Plus qu’un problème de concurrence, puisque la constitution de ce réseau n’entrainait pas de hausse de capacités par rapport à la situation actuelle, la décision chinoise semble très politique. Elle laisse penser que le gouvernement de Pékin a, peut-être, voulu envoyer un message aux Occidentaux quant à leurs projets de taxation ou de limitation des importations chinoises. Dans le même temps, on remarque que ce refus de laisser se constituer une alliance européenne majeure, avec une place prépondérante sur le marché asiatique, intervient alors que les armements chinois sont eux-mêmes engagés dans un mouvement de consolidation opérationnelle. Au travers par exemple de G6 et Green Alliance (ex-CKYH), les compagnies nationales se renforcent en effet au travers du même type d’alliances que celle qui était envisagée par leurs concurrents européens.
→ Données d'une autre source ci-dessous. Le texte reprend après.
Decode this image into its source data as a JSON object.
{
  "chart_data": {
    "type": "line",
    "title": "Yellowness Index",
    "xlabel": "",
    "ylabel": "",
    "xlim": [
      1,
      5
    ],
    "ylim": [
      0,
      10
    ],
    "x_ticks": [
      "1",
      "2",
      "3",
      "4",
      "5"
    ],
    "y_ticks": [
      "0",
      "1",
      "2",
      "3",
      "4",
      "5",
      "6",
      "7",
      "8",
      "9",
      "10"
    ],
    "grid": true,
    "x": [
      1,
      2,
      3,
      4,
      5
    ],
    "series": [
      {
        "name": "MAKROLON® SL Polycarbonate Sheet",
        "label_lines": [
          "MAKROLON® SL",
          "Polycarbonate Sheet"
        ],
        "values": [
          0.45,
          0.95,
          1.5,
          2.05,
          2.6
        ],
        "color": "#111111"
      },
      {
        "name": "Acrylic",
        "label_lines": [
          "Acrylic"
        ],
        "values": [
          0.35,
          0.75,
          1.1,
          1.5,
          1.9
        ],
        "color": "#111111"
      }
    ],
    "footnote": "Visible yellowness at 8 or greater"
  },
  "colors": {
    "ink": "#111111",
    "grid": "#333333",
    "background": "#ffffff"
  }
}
De là à imaginer que les Chinois aient voulu favoriser le renforcement de leurs propres champions au détriment des Européens, il n’y a qu’un pas.
Un projet qui devait couvrir 29 lignes avec 225 navires
Pour mémoire, le projet P3 visait à mutualiser les moyens des trois groupes maritimes afin d’améliorer la qualité et l’offre des services proposés à leurs clients, au travers notamment de liaisons plus fréquentes et plus fiables. Prévu pour servir les marchés Asie-Europe, Transatlantique et Transpacifique, P3 aurait été mis en œuvre sur 29 routes maritimes, en intégrant une gigantesque flotte de 225 navires offrant une capacité de 2.6 millions d’EVP (Equivalent Vingt Pieds, taille standard du conteneur). Présenté comme une alliance opérationnelle et non commerciale, le réseau devait permettre l’amélioration de la productivité des ports, l’optimisation du réseau et la consolidation de fret. Il aurait permis de proposer davantage de traversées que chaque armateur n’en offre à titre individuel. Maersk, MSC et CMA CGM visaient aussi une flexibilité accrue permettant d'augmenter ou de déplacer la capacité afin de répondre aux changements soudains de la demande court terme de leurs clients, ainsi que des économies de coûts et des bénéfices environnementaux.
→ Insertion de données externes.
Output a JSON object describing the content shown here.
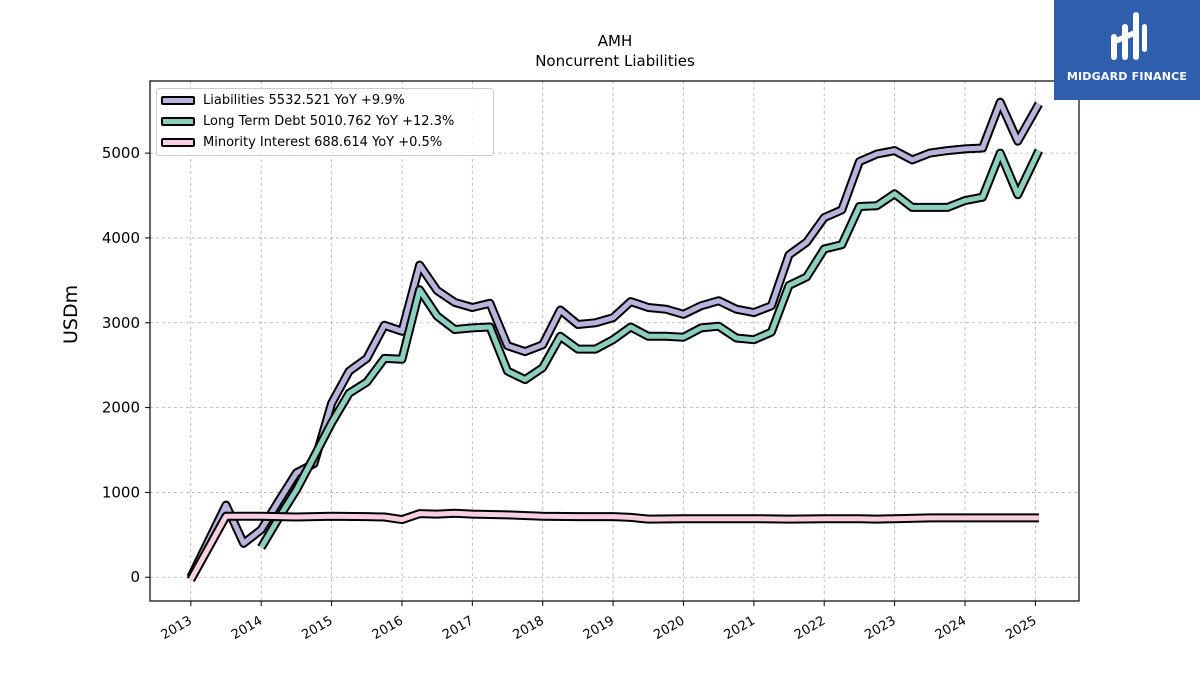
{
  "chart_data": {
    "type": "line",
    "title": "AMH",
    "subtitle": "Noncurrent  Liabilities",
    "ylabel": "USDm",
    "xlabel": "",
    "ylim": [
      -280,
      5850
    ],
    "xlim": [
      2012.42,
      2025.62
    ],
    "yticks": [
      0,
      1000,
      2000,
      3000,
      4000,
      5000
    ],
    "xticks": [
      "2013",
      "2014",
      "2015",
      "2016",
      "2017",
      "2018",
      "2019",
      "2020",
      "2021",
      "2022",
      "2023",
      "2024",
      "2025"
    ],
    "grid": true,
    "legend_position": "top-left",
    "series": [
      {
        "name": "Liabilities  5532.521 YoY +9.9%",
        "color": "#b8b5dc",
        "points": [
          [
            2013.0,
            0
          ],
          [
            2013.5,
            850
          ],
          [
            2013.75,
            400
          ],
          [
            2014.0,
            560
          ],
          [
            2014.25,
            900
          ],
          [
            2014.5,
            1230
          ],
          [
            2014.75,
            1340
          ],
          [
            2015.0,
            2050
          ],
          [
            2015.25,
            2430
          ],
          [
            2015.5,
            2580
          ],
          [
            2015.75,
            2970
          ],
          [
            2016.0,
            2900
          ],
          [
            2016.25,
            3680
          ],
          [
            2016.5,
            3380
          ],
          [
            2016.75,
            3240
          ],
          [
            2017.0,
            3180
          ],
          [
            2017.25,
            3230
          ],
          [
            2017.5,
            2730
          ],
          [
            2017.75,
            2660
          ],
          [
            2018.0,
            2740
          ],
          [
            2018.25,
            3150
          ],
          [
            2018.5,
            2980
          ],
          [
            2018.75,
            3000
          ],
          [
            2019.0,
            3060
          ],
          [
            2019.25,
            3250
          ],
          [
            2019.5,
            3180
          ],
          [
            2019.75,
            3160
          ],
          [
            2020.0,
            3100
          ],
          [
            2020.25,
            3200
          ],
          [
            2020.5,
            3260
          ],
          [
            2020.75,
            3160
          ],
          [
            2021.0,
            3120
          ],
          [
            2021.25,
            3200
          ],
          [
            2021.5,
            3800
          ],
          [
            2021.75,
            3950
          ],
          [
            2022.0,
            4240
          ],
          [
            2022.25,
            4330
          ],
          [
            2022.5,
            4900
          ],
          [
            2022.75,
            4990
          ],
          [
            2023.0,
            5030
          ],
          [
            2023.25,
            4920
          ],
          [
            2023.5,
            5000
          ],
          [
            2023.75,
            5030
          ],
          [
            2024.0,
            5050
          ],
          [
            2024.25,
            5060
          ],
          [
            2024.5,
            5600
          ],
          [
            2024.75,
            5140
          ],
          [
            2025.05,
            5580
          ]
        ]
      },
      {
        "name": "Long Term Debt  5010.762 YoY +12.3%",
        "color": "#8ccfbf",
        "points": [
          [
            2014.0,
            350
          ],
          [
            2014.25,
            700
          ],
          [
            2014.5,
            1030
          ],
          [
            2014.75,
            1420
          ],
          [
            2015.0,
            1820
          ],
          [
            2015.25,
            2170
          ],
          [
            2015.5,
            2300
          ],
          [
            2015.75,
            2580
          ],
          [
            2016.0,
            2570
          ],
          [
            2016.25,
            3390
          ],
          [
            2016.5,
            3080
          ],
          [
            2016.75,
            2920
          ],
          [
            2017.0,
            2940
          ],
          [
            2017.25,
            2950
          ],
          [
            2017.5,
            2430
          ],
          [
            2017.75,
            2330
          ],
          [
            2018.0,
            2470
          ],
          [
            2018.25,
            2840
          ],
          [
            2018.5,
            2690
          ],
          [
            2018.75,
            2690
          ],
          [
            2019.0,
            2800
          ],
          [
            2019.25,
            2950
          ],
          [
            2019.5,
            2840
          ],
          [
            2019.75,
            2840
          ],
          [
            2020.0,
            2830
          ],
          [
            2020.25,
            2940
          ],
          [
            2020.5,
            2960
          ],
          [
            2020.75,
            2820
          ],
          [
            2021.0,
            2800
          ],
          [
            2021.25,
            2890
          ],
          [
            2021.5,
            3440
          ],
          [
            2021.75,
            3540
          ],
          [
            2022.0,
            3870
          ],
          [
            2022.25,
            3920
          ],
          [
            2022.5,
            4370
          ],
          [
            2022.75,
            4380
          ],
          [
            2023.0,
            4520
          ],
          [
            2023.25,
            4360
          ],
          [
            2023.5,
            4360
          ],
          [
            2023.75,
            4360
          ],
          [
            2024.0,
            4440
          ],
          [
            2024.25,
            4480
          ],
          [
            2024.5,
            5000
          ],
          [
            2024.75,
            4510
          ],
          [
            2025.05,
            5030
          ]
        ]
      },
      {
        "name": "Minority Interest  688.614 YoY +0.5%",
        "color": "#f8cfe0",
        "points": [
          [
            2013.0,
            -30
          ],
          [
            2013.5,
            720
          ],
          [
            2013.75,
            720
          ],
          [
            2014.0,
            720
          ],
          [
            2014.5,
            710
          ],
          [
            2015.0,
            720
          ],
          [
            2015.5,
            715
          ],
          [
            2015.75,
            710
          ],
          [
            2016.0,
            680
          ],
          [
            2016.25,
            750
          ],
          [
            2016.5,
            745
          ],
          [
            2016.75,
            755
          ],
          [
            2017.0,
            745
          ],
          [
            2017.5,
            735
          ],
          [
            2018.0,
            720
          ],
          [
            2018.5,
            715
          ],
          [
            2019.0,
            715
          ],
          [
            2019.25,
            705
          ],
          [
            2019.5,
            685
          ],
          [
            2020.0,
            690
          ],
          [
            2020.5,
            690
          ],
          [
            2021.0,
            690
          ],
          [
            2021.5,
            685
          ],
          [
            2022.0,
            690
          ],
          [
            2022.5,
            690
          ],
          [
            2022.75,
            685
          ],
          [
            2023.0,
            690
          ],
          [
            2023.5,
            700
          ],
          [
            2024.0,
            700
          ],
          [
            2024.5,
            700
          ],
          [
            2025.05,
            700
          ]
        ]
      }
    ]
  },
  "brand": {
    "name": "MIDGARD FINANCE",
    "color": "#2f5fac",
    "icon": "midgard-logo-icon"
  }
}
Les armateurs européens minimisent l’échec
Le fait que cette alliance tombe à l’eau est évidemment un coup dur pour Maersk Line, MSC et CMA CGM, qui oeuvraient depuis longtemps sur ce projet et misaient beaucoup sur les bénéfices qu’il devait engendrer. Alors que le feu vert des Etats-Unis et de l’Europe laissaient penser que les étapes les plus complexes avaient été franchies, la décision chinoise a fait l’effet d’une douche froide. Est-elle de nature à fragiliser leur développement ? « Cette décision est arrivée comme une surprise pour nous, alors que les partenaires avaient travaillé dur pour répondre à toutes les préoccupations et questions des Chinois. Donc c’est évidemment une déception. P3 aurait apporté à Maersk Line un réseau plus efficient et un meilleur produit à nos clients », a réagi hier Nils Andersen, le directeur général de l’armement danois. Néanmoins, explique-t-il, « nous sommes mobilisés pour continuer à être économiquement compétitifs et offrir des services fiables. Nous avons connu des améliorations sur les cinq derniers trimestres, en l’absence de P3, et je suis confiant dans le fait que nous continuerons sur cette voie ». Et le patron du leader mondial du secteur d’estimer qu’avec ou sans P3, Maersk Line « accomplira de toute façon les améliorations » prévues par le projet d’alliance. Du côté de la France, également, on minimise la portée de l’échec de P3 : « Les services maritimes actuels de CMA CGM et les coopérations existantes sont maintenus dans leur intégralité, offrant une excellente qualité de service aux clients ». On notera à ce titre que, si la grande alliance globale voulue par l’armateur français et ses homologues danois et suisse ne voit pas le jour, CMA CGM et ses partenaires ont déjà noué des alliances opérationnelles, certes moins vastes, mais touchant néanmoins des marchés stratégiques. C’est notamment le cas sur les lignes Asie/Méditerranée avec Maersk Line et vers l’Europe du nord avec MSC.